In previous issues, we discussed the Principle of the Common Good. To recap, acting for the common good is to strive for a society that makes it as conducive as possible for every person to reach fullness of life, both as an individual and as a member of a community.
It is possible to see in this Principle a continuation of the early Church’s model of Christian living. Catholic Social Teaching, after all, applies the values of the Gospel in the modern era. While early Christian communities found that sharing material property in common was the best way to ensure that every member of the community could have their needs fulfilled, the Church today invites the faithful to strive for both material and spiritual fulfilment for every person, regardless of their religious tradition.
This more recent vision of communal living is certainly more ambitious. Yet, there are small ways in which we can each contribute to such a vision. One way to do so is to participate in the vaccination drive for Covid-19, especially since the Church has stated its position on the morality of vaccination.
Why does this matter? As more people get vaccinated, it becomes less likely for Covid-19 to spread, and makes Singapore becomes a safer place for everyone. In such an environment, it will become easier for every person to go about their daily activities. More social activities become possible, and this is especially important for those struggling with mental health conditions. Social services for those in need will also be able to operate at higher capacity; there will be less restrictions on activities that various associations can engage in.

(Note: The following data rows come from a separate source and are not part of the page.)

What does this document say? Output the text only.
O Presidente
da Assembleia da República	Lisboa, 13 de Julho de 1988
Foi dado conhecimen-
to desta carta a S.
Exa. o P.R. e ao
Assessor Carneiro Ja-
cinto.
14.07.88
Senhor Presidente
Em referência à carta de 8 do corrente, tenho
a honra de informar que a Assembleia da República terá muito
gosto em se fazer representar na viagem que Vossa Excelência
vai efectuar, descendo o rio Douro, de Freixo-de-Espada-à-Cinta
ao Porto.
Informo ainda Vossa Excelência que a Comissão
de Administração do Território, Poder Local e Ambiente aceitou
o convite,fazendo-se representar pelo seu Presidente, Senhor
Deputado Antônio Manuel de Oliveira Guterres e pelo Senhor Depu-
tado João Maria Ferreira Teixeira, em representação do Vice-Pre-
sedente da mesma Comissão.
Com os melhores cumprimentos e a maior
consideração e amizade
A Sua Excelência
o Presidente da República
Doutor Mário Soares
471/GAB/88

In other words, people have a better chance to develop themselves and have a fulfilling life in a safer society. Of course, important precautions must be taken, such as following the advice of healthcare professionals on who should not take the vaccine because of risky allergies or conditions.
In summary, common ownership of property might not be feasible today as it was in the Acts of the Apostles. But that has not stopped the Church from articulating a different vision based on the same ideal, which is a society where every person, regardless of their religious traditions or beliefs can arrive at their fulfilment, for the common good of all.